Friday, February 11, 2011

Irony is honesty with the volume cranked up

Historical fabricator and Reuters correspondent Douglas Hamilton informs us that the Palestinian Arabs are planning to apply to UNESCO for the Church of the Nativity in Bethlehem to be added to its list of World Heritage sites:
"This step is part and parcel of our plan to end the (Israeli) occupation and establish a state," said Palestinian Authority Minister of Tourism and Antiquities, Khouloud Daibes, presenting a formal submission to the UNESCO heritage committee.

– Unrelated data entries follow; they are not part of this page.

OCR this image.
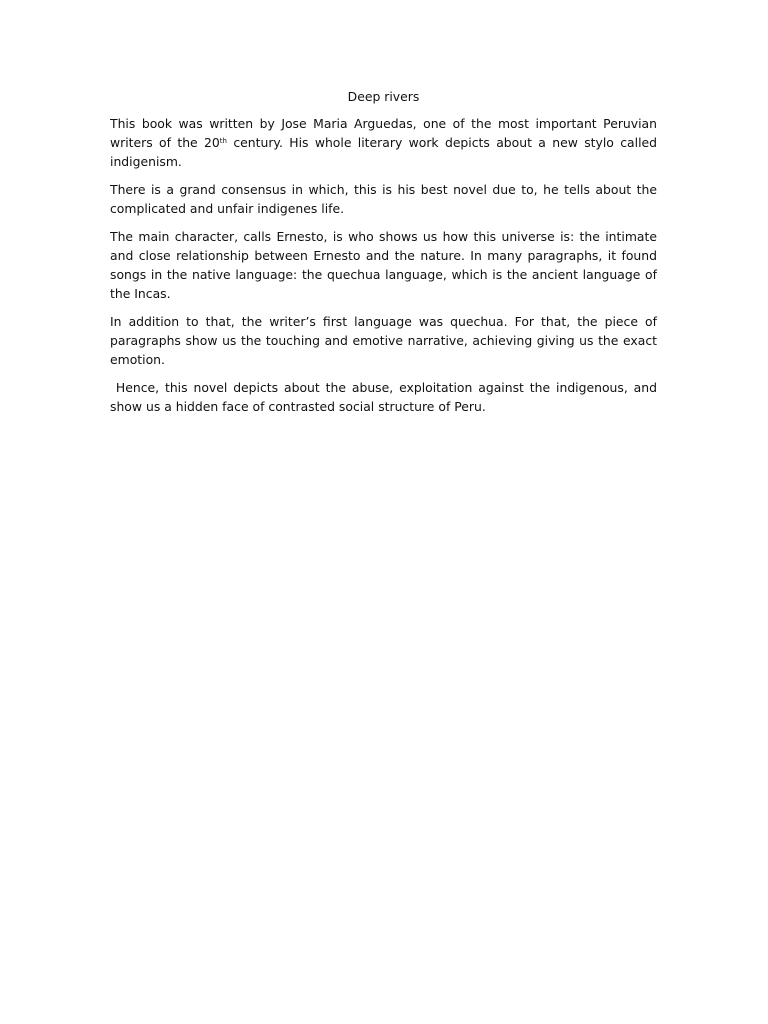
Deep rivers

This book was written by Jose Maria Arguedas, one of the most important Peruvian writers of the 20th century. His whole literary work depicts about a new stylo called indigenism.

There is a grand consensus in which, this is his best novel due to, he tells about the complicated and unfair indigenes life.

The main character, calls Ernesto, is who shows us how this universe is: the intimate and close relationship between Ernesto and the nature. In many paragraphs, it found songs in the native language: the quechua language, which is the ancient language of the Incas.

In addition to that, the writer’s first language was quechua. For that, the piece of paragraphs show us the touching and emotive narrative, achieving giving us the exact emotion.

Hence, this novel depicts about the abuse, exploitation against the indigenous, and show us a hidden face of contrasted social structure of Peru.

"This is a message of our determination," she told a news conference marking the first Palestinian bid for a place on UNESCO's list, which over the past 40 years has denoted more than 900 sites of "outstanding universal value to humanity."

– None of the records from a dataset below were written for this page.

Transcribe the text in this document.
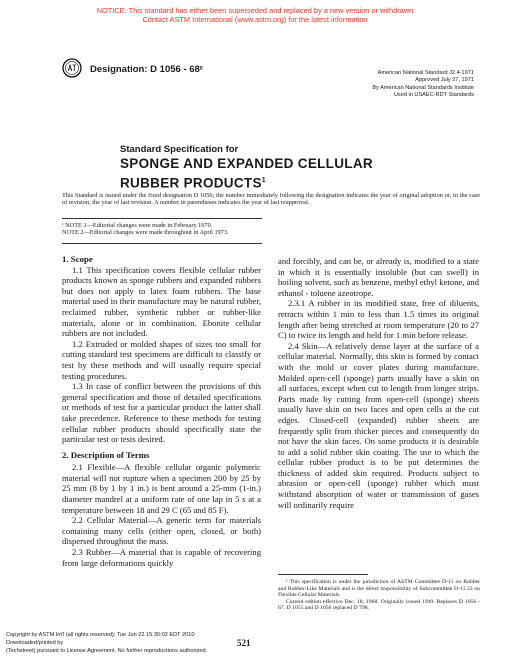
NOTICE: This standard has either been superseded and replaced by a new version or withdrawn
Contact ASTM International (www.astm.org) for the latest information
Designation: D 1056 - 68ᵋ	American National Standard J2.4-1971
Approved July 27, 1971
By American National Standards Institute
Used in USAEC-RDT Standards
Standard Specification for
SPONGE AND EXPANDED CELLULAR
RUBBER PRODUCTS$^1$
This Standard is issued under the fixed designation D 1056; the number immediately following the designation indicates the year of original adoption or, in the case of revision, the year of last revision. A number in parentheses indicates the year of last reapproval.
ᵋ NOTE 1—Editorial changes were made in February 1970.
NOTE 2—Editorial changes were made throughout in April 1973.
1. Scope

1.1 This specification covers flexible cellular rubber products known as sponge rubbers and expanded rubbers but does not apply to latex foam rubbers. The base material used in their manufacture may be natural rubber, reclaimed rubber, synthetic rubber or rubber-like materials, alone or in combination. Ebonite cellular rubbers are not included.

1.2 Extruded or molded shapes of sizes too small for cutting standard test specimens are difficult to classify or test by these methods and will usually require special testing procedures.

1.3 In case of conflict between the provisions of this general specification and those of detailed specifications or methods of test for a particular product the latter shall take precedence. Reference to these methods for testing cellular rubber products should specifically state the particular test or tests desired.

2. Description of Terms

2.1 Flexible—A flexible cellular organic polymeric material will not rupture when a specimen 200 by 25 by 25 mm (8 by 1 by 1 in.) is bent around a 25-mm (1-in.) diameter mandrel at a uniform rate of one lap in 5 s at a temperature between 18 and 29 C (65 and 85 F).

2.2 Cellular Material—A generic term for materials containing many cells (either open, closed, or both) dispersed throughout the mass.

2.3 Rubber—A material that is capable of recovering from large deformations quickly

and forcibly, and can be, or already is, modified to a state in which it is essentially insoluble (but can swell) in boiling solvent, such as benzene, methyl ethyl ketone, and ethanol - toluene azeotrope.

2.3.1 A rubber in its modified state, free of diluents, retracts within 1 min to less than 1.5 times its original length after being stretched at room temperature (20 to 27 C) to twice its length and held for 1 min before release.

2.4 Skin—A relatively dense layer at the surface of a cellular material. Normally, this skin is formed by contact with the mold or cover plates during manufacture. Molded open-cell (sponge) parts usually have a skin on all surfaces, except when cut to length from longer strips. Parts made by cutting from open-cell (sponge) sheets usually have skin on two faces and open cells at the cut edges. Closed-cell (expanded) rubber sheets are frequently split from thicker pieces and consequently do not have the skin faces. On some products it is desirable to add a solid rubber skin coating. The use to which the cellular rubber product is to be put determines the thickness of added skin required. Products subject to abrasion or open-cell (sponge) rubber which must withstand absorption of water or transmission of gases will ordinarily require

¹ This specification is under the jurisdiction of ASTM Committee D-11 on Rubber and Rubber-Like Materials and is the direct responsibility of Subcommittee D-11.33 on Flexible Cellular Materials.

Current edition effective Dec. 18, 1968. Originally issued 1949. Replaces D 1056 - 67. D 1055 and D 1056 replaced D 798.

Copyright by ASTM Int'l (all rights reserved); Tue Jun 22 15:30:02 EDT 2010
Downloaded/printed by
(Techstreet) pursuant to License Agreement. No further reproductions authorized.
521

The bid was discussed at UNESCO headquarters in Paris last week by Prime Minister Salam Fayyad, who since 2009 has driven a campaign to establish all the attributes and institutions of Palestinian statehood by September this year.
And here is an excerpt from the UNESCO website explaining the importance of protecting significant cultural sites:
Considering that the existing international conventions, recommendations and resolutions concerning cultural and natural property demonstrate the importance, for all the peoples of the world, of safeguarding this unique and irreplaceable property, to whatever people it may belong,
Considering that parts of the cultural or natural heritage are of outstanding interest and therefore need to be preserved as part of the world heritage of mankind as a whole,
Considering that, in view of the magnitude and gravity of the new dangers threatening them, it is incumbent on the international community as a whole to participate in the protection of the cultural and natural heritage of outstanding universal value, by the granting of collective assistance which, although not taking the place of action by the State concerned, will serve as an efficient complement thereto,
Hamilton offers a cursory mention of the violent confrontation in 2002 between Israeli troops and armed Palestinian militants who had forcibly seized and occupied the Church for a month in an effort to escape arrest.  Yet, Hamilton's story fails to convey the irony reflected by the Palestinian Arabs applying for protection and preservation of the sacred and historically significant site in which 250 wanted Palestinian terrorists held 100 people hostage, stole food and gold from the monks, urinated and defected on the church floor, and used Bibles for toilet paper.


Somehow, we get the feeling that irony is lost on Hamilton.